Relatedness of the Goods
The goods at issue include identical shirts, tops, gloves, etc., as well as other closely related clothing items. Applicant made no arguments against the relatedness of the goods at issue.
For the foregoing reasons, the registration refusal is maintained and made FINAL as to the TOAST INDUSTRIES registration.

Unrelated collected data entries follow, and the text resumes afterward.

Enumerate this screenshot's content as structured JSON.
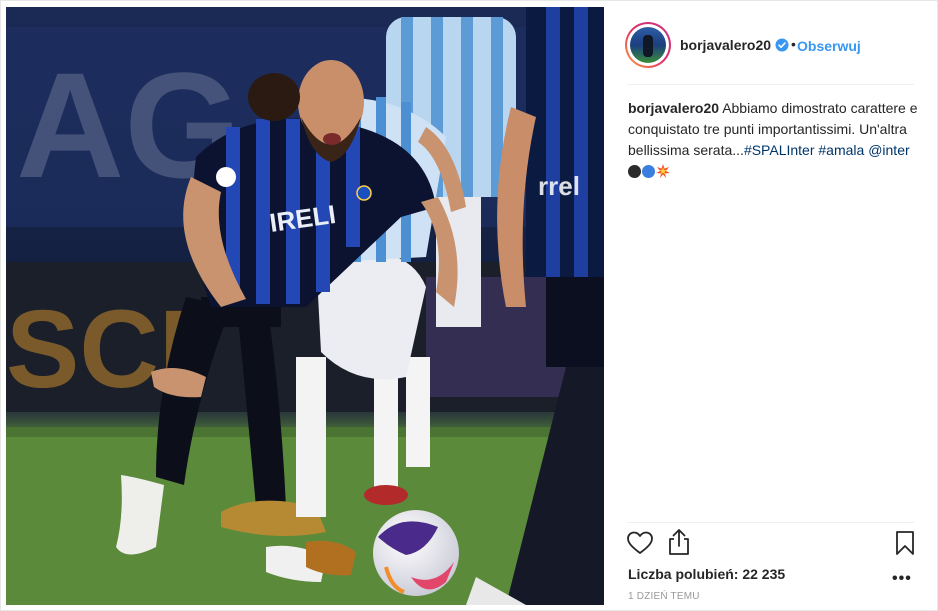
{
  "post": {
    "username": "borjavalero20",
    "separator": "•",
    "follow_label": "Obserwuj",
    "caption": {
      "username": "borjavalero20",
      "text": "Abbiamo dimostrato carattere e conquistato tre punti importantissimi. Un'altra bellissima serata...",
      "hashtags": [
        "#SPALInter",
        "#amala"
      ],
      "mention": "@inter",
      "emoji": [
        "black-circle",
        "blue-circle",
        "collision"
      ]
    },
    "likes_text": "Liczba polubień: 22 235",
    "more_label": "•••",
    "timestamp": "1 DZIEŃ TEMU",
    "photo": {
      "description_icons": [
        "football-player",
        "soccer-ball"
      ]
    },
    "colors": {
      "link_blue": "#3897f0",
      "hashtag": "#003569",
      "text": "#262626",
      "muted": "#999999"
    }
  }
}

How to respond. Click to file a request for reconsideration of this final Office action that fully resolves all outstanding requirements and refusals and/or click to file a timely appeal to the Trademark Trial and Appeal Board (TTAB) with the required filing fee(s).
/Laura Gorman Kovalsky/
Trademark Attorney, Law Office 110
571.272.9182 phone
(Telephone and e-mail inquiries are welcome; however, responses are not accepted via e-mail)
RESPONSE GUIDANCE
[1] HEALTY LIFE and HEALTH FOR LFE (both for vitamins and dietary supplements); NUTRI/SYSTEM and NUTRI-TRIM (both for weight loss services, where “nutri” implies “nutrition”); SWATCH and T-WATCH (both for watches); PECAN SANDIES and PECAN SHORTIES (both for cookies, presumably containing pecan nuts); TACO TOWN and TACO TIME (both for restaurants).